48' lerden gunumuze kadar mukemmel bir sekilde nostaljiyi surdurmeye devam eden Inci!
Her gittigimde yuzu gulen ekibi , kasik kasik cukulata soslarini tezgahinda dokerken ki aliskanlik, profesyonellik ve vazgecilmezligin adi.
Inci'ye her gittigimde o kucuk mermer masalarinda oturur ve taburede kendimi duvara yaslar, aynadan tezgahi seyreder ve profiterolumu yerim.
Eskiler, 40'lar 50'ler 60'lar 70'ler 80'ler farkli bir kalicilik var bu yillarda. Vazgecilmez incelikler,
degismeyen ve degistirilmeye calisilmayan tasarimlarla gizli her yani.

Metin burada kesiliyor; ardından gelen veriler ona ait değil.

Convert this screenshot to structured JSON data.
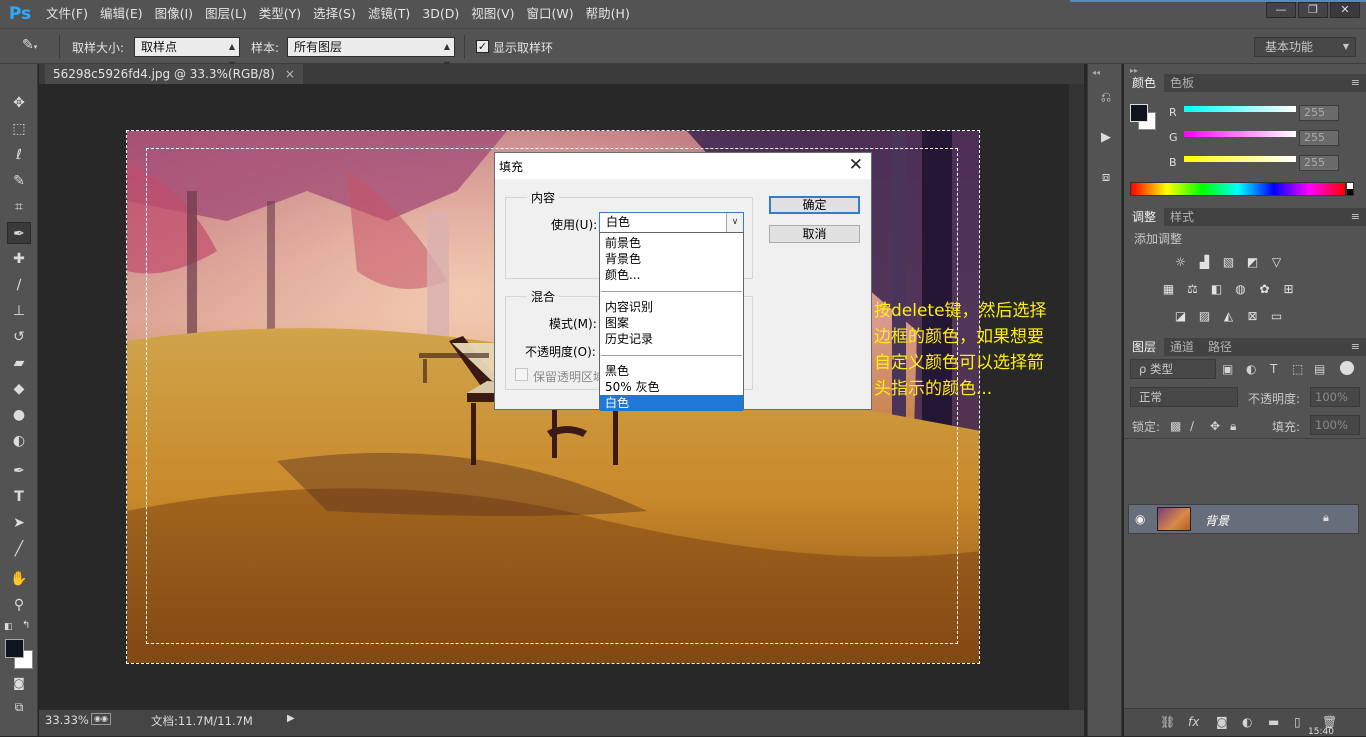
{
  "app": {
    "logo": "Ps",
    "menu": [
      "文件(F)",
      "编辑(E)",
      "图像(I)",
      "图层(L)",
      "类型(Y)",
      "选择(S)",
      "滤镜(T)",
      "3D(D)",
      "视图(V)",
      "窗口(W)",
      "帮助(H)"
    ],
    "window_controls": {
      "minimize": "—",
      "restore": "❐",
      "close": "✕"
    }
  },
  "options_bar": {
    "sample_size_label": "取样大小:",
    "sample_size_value": "取样点",
    "sample_label": "样本:",
    "sample_value": "所有图层",
    "show_ring_label": "显示取样环",
    "show_ring_checked": true,
    "workspace": "基本功能"
  },
  "document": {
    "tab_title": "56298c5926fd4.jpg @ 33.3%(RGB/8)",
    "tab_close": "×"
  },
  "status_bar": {
    "zoom": "33.33%",
    "doc_info": "文档:11.7M/11.7M"
  },
  "fill_dialog": {
    "title": "填充",
    "close": "✕",
    "content_group": "内容",
    "use_label": "使用(U):",
    "use_value": "白色",
    "blend_group": "混合",
    "mode_label": "模式(M):",
    "opacity_label": "不透明度(O):",
    "preserve_label": "保留透明区域",
    "ok": "确定",
    "cancel": "取消"
  },
  "use_dropdown": {
    "items": [
      "前景色",
      "背景色",
      "颜色...",
      "内容识别",
      "图案",
      "历史记录",
      "黑色",
      "50% 灰色",
      "白色"
    ],
    "selected": "白色"
  },
  "annotation": {
    "lines": [
      "按delete键，然后选择",
      "边框的颜色，如果想要",
      "自定义颜色可以选择箭",
      "头指示的颜色..."
    ],
    "color": "#ffee10",
    "arrow_color": "#ea3434"
  },
  "color_panel": {
    "tabs": [
      "颜色",
      "色板"
    ],
    "channels": [
      {
        "label": "R",
        "value": "255"
      },
      {
        "label": "G",
        "value": "255"
      },
      {
        "label": "B",
        "value": "255"
      }
    ]
  },
  "adjustments_panel": {
    "tabs": [
      "调整",
      "样式"
    ],
    "heading": "添加调整"
  },
  "layers_panel": {
    "tabs": [
      "图层",
      "通道",
      "路径"
    ],
    "filter_kind": "ρ 类型",
    "blend_mode": "正常",
    "opacity_label": "不透明度:",
    "opacity_value": "100%",
    "lock_label": "锁定:",
    "fill_label": "填充:",
    "fill_value": "100%",
    "layers": [
      {
        "name": "背景",
        "visible": true,
        "locked": true
      }
    ]
  },
  "taskbar_clock": "15:40"
}
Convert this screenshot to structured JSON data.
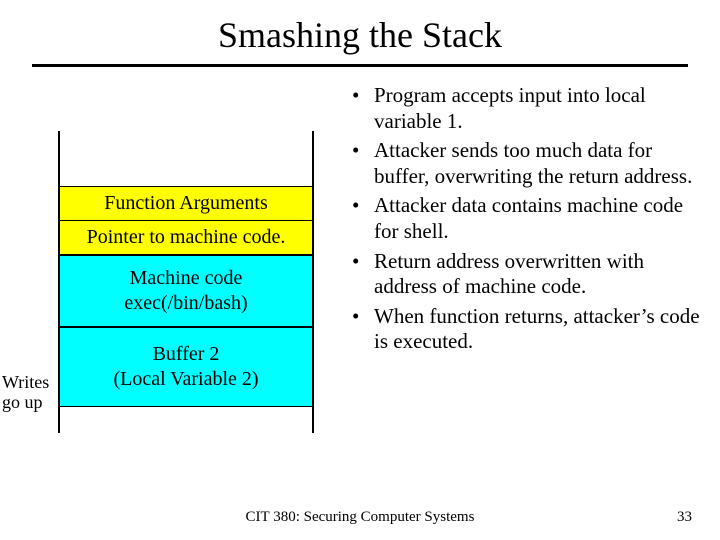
{
  "title": "Smashing the Stack",
  "side_label": "Writes go up",
  "stack": {
    "args": "Function Arguments",
    "ptr": "Pointer to machine code.",
    "mc_line1": "Machine code",
    "mc_line2": "exec(/bin/bash)",
    "buf_line1": "Buffer 2",
    "buf_line2": "(Local Variable 2)"
  },
  "bullets": [
    "Program accepts input into local variable 1.",
    "Attacker sends too much data for buffer, overwriting the return address.",
    "Attacker data contains machine code for shell.",
    "Return address overwritten with address of machine code.",
    "When function returns, attacker’s code is executed."
  ],
  "footer": {
    "course": "CIT 380: Securing Computer Systems",
    "page": "33"
  }
}
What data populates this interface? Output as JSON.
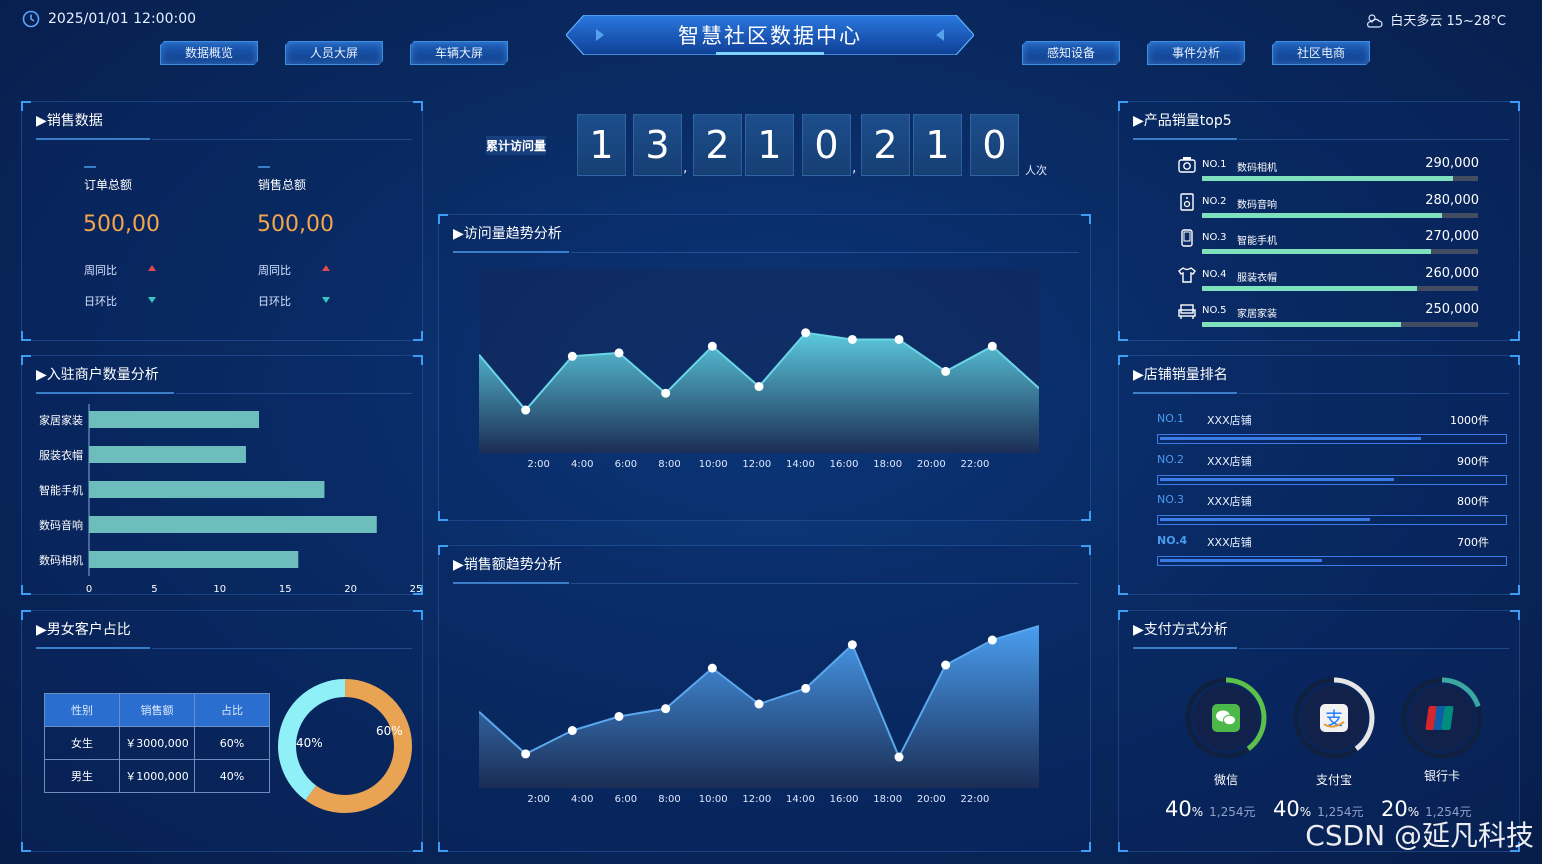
{
  "header": {
    "datetime": "2025/01/01  12:00:00",
    "title": "智慧社区数据中心",
    "weather": "白天多云  15~28°C",
    "nav_left": [
      "数据概览",
      "人员大屏",
      "车辆大屏"
    ],
    "nav_right": [
      "感知设备",
      "事件分析",
      "社区电商"
    ]
  },
  "sales": {
    "title": "▶销售数据",
    "items": [
      {
        "label": "订单总额",
        "value": "500,00",
        "week_label": "周同比",
        "day_label": "日环比"
      },
      {
        "label": "销售总额",
        "value": "500,00",
        "week_label": "周同比",
        "day_label": "日环比"
      }
    ]
  },
  "merchants": {
    "title": "▶入驻商户数量分析",
    "chart_data": {
      "type": "bar",
      "orientation": "horizontal",
      "categories": [
        "家居家装",
        "服装衣帽",
        "智能手机",
        "数码音响",
        "数码相机"
      ],
      "values": [
        13,
        12,
        18,
        22,
        16
      ],
      "xlim": [
        0,
        25
      ],
      "xticks": [
        "0",
        "5",
        "10",
        "15",
        "20",
        "25"
      ],
      "color": "#6dbdbd"
    }
  },
  "gender": {
    "title": "▶男女客户占比",
    "headers": [
      "性别",
      "销售额",
      "占比"
    ],
    "rows": [
      [
        "女生",
        "￥3000,000",
        "60%"
      ],
      [
        "男生",
        "￥1000,000",
        "40%"
      ]
    ],
    "chart_data": {
      "type": "pie",
      "slices": [
        {
          "label": "60%",
          "value": 60,
          "color": "#e8a453"
        },
        {
          "label": "40%",
          "value": 40,
          "color": "#8ff0f7"
        }
      ]
    }
  },
  "visits": {
    "label": "累计访问量",
    "digits": [
      "1",
      "3",
      "2",
      "1",
      "0",
      "2",
      "1",
      "0"
    ],
    "unit": "人次"
  },
  "visit_trend": {
    "title": "▶访问量趋势分析",
    "chart_data": {
      "type": "area",
      "x": [
        "",
        "2:00",
        "4:00",
        "6:00",
        "8:00",
        "10:00",
        "12:00",
        "14:00",
        "16:00",
        "18:00",
        "20:00",
        "22:00",
        ""
      ],
      "xticks": [
        "2:00",
        "4:00",
        "6:00",
        "8:00",
        "10:00",
        "12:00",
        "14:00",
        "16:00",
        "18:00",
        "20:00",
        "22:00"
      ],
      "values": [
        55,
        22,
        54,
        56,
        32,
        60,
        36,
        68,
        64,
        64,
        45,
        60,
        35
      ],
      "ylim": [
        0,
        100
      ],
      "line_color": "#6ad6e8"
    }
  },
  "sales_trend": {
    "title": "▶销售额趋势分析",
    "chart_data": {
      "type": "area",
      "xticks": [
        "2:00",
        "4:00",
        "6:00",
        "8:00",
        "10:00",
        "12:00",
        "14:00",
        "16:00",
        "18:00",
        "20:00",
        "22:00"
      ],
      "values": [
        45,
        18,
        33,
        42,
        47,
        73,
        50,
        60,
        88,
        16,
        75,
        91,
        100
      ],
      "ylim": [
        0,
        100
      ],
      "line_color": "#5aa8ee"
    }
  },
  "top5": {
    "title": "▶产品销量top5",
    "items": [
      {
        "rank": "NO.1",
        "name": "数码相机",
        "value": "290,000",
        "ratio": 0.91,
        "icon": "camera-icon"
      },
      {
        "rank": "NO.2",
        "name": "数码音响",
        "value": "280,000",
        "ratio": 0.87,
        "icon": "speaker-icon"
      },
      {
        "rank": "NO.3",
        "name": "智能手机",
        "value": "270,000",
        "ratio": 0.83,
        "icon": "phone-icon"
      },
      {
        "rank": "NO.4",
        "name": "服装衣帽",
        "value": "260,000",
        "ratio": 0.78,
        "icon": "shirt-icon"
      },
      {
        "rank": "NO.5",
        "name": "家居家装",
        "value": "250,000",
        "ratio": 0.72,
        "icon": "sofa-icon"
      }
    ]
  },
  "shops": {
    "title": "▶店铺销量排名",
    "items": [
      {
        "rank": "NO.1",
        "name": "XXX店铺",
        "value": "1000件",
        "ratio": 0.76
      },
      {
        "rank": "NO.2",
        "name": "XXX店铺",
        "value": "900件",
        "ratio": 0.68
      },
      {
        "rank": "NO.3",
        "name": "XXX店铺",
        "value": "800件",
        "ratio": 0.61
      },
      {
        "rank": "NO.4",
        "name": "XXX店铺",
        "value": "700件",
        "ratio": 0.47
      }
    ]
  },
  "payment": {
    "title": "▶支付方式分析",
    "items": [
      {
        "name": "微信",
        "pct": "40",
        "amount": "1,254元",
        "ratio": 0.4,
        "color": "#5cc04a",
        "icon": "wechat-icon"
      },
      {
        "name": "支付宝",
        "pct": "40",
        "amount": "1,254元",
        "ratio": 0.4,
        "color": "#e6e6e6",
        "icon": "alipay-icon"
      },
      {
        "name": "银行卡",
        "pct": "20",
        "amount": "1,254元",
        "ratio": 0.2,
        "color": "#3aa7a0",
        "icon": "unionpay-icon"
      }
    ],
    "pct_unit": "%"
  },
  "watermark": "CSDN @延凡科技"
}
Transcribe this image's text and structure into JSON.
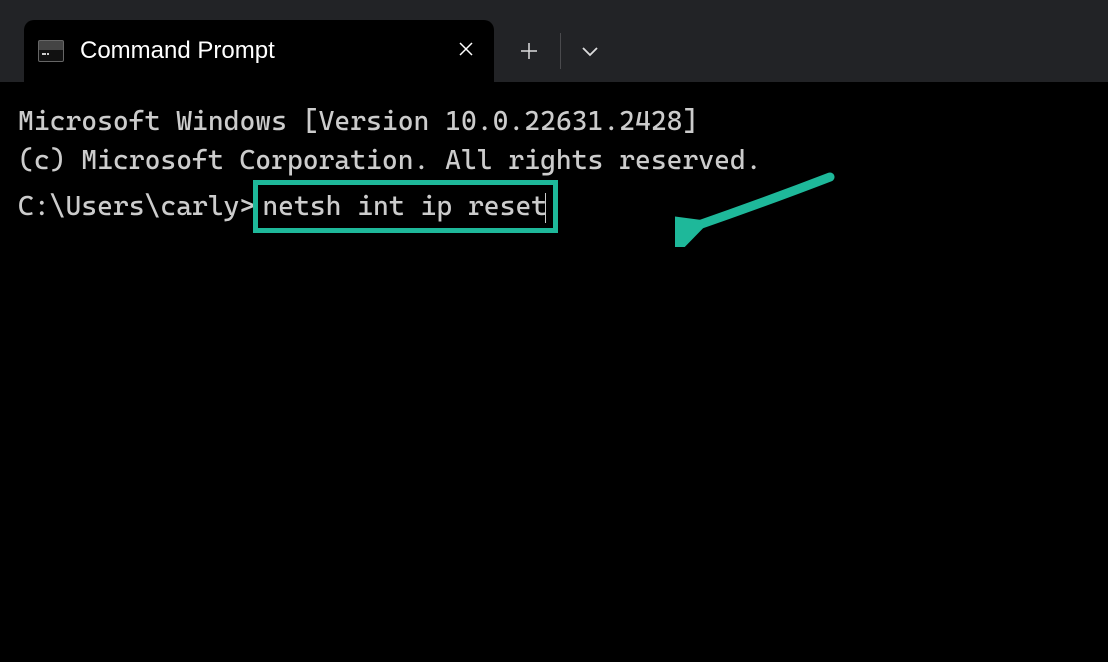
{
  "tab": {
    "title": "Command Prompt"
  },
  "terminal": {
    "line1": "Microsoft Windows [Version 10.0.22631.2428]",
    "line2": "(c) Microsoft Corporation. All rights reserved.",
    "blank": "",
    "prompt": "C:\\Users\\carly>",
    "command": "netsh int ip reset"
  },
  "annotation": {
    "highlight_color": "#1eb89a"
  }
}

Inci'deki kucuk taburelerde otururken veya Buyukada'daki Sariyer Dondurmacisi'nda hissettiginiz duygular yaklasik aynidir. Mekan tasarimlari birbirlerini andirir. Tezgah bir kosede, diger kosede de tum sira silme ayna ve yan yana dizilmis kucuk masalar, 40-50'lerin mobilyalari. Mekandaki yalinlik onunuze aldiginiz kucuk porselen tabaklardaki lezzetle butunlesiyor. Etrafin kalabaligi degil; yediginiz minicik tabaktaki esrarengiz lezzet sizi alip goturuyor.
Gunumuzde tasalarlanan yeni mekanlarda ince detaylari, tasarimlari ariyor gozlerimiz. Uretim hizlandi, her sey bir anda var oluyor, yasaniyor ve degisiyor.
Nostalji Inci Profiterol'un her kosesini Muze gibi gezdik Dila'yla...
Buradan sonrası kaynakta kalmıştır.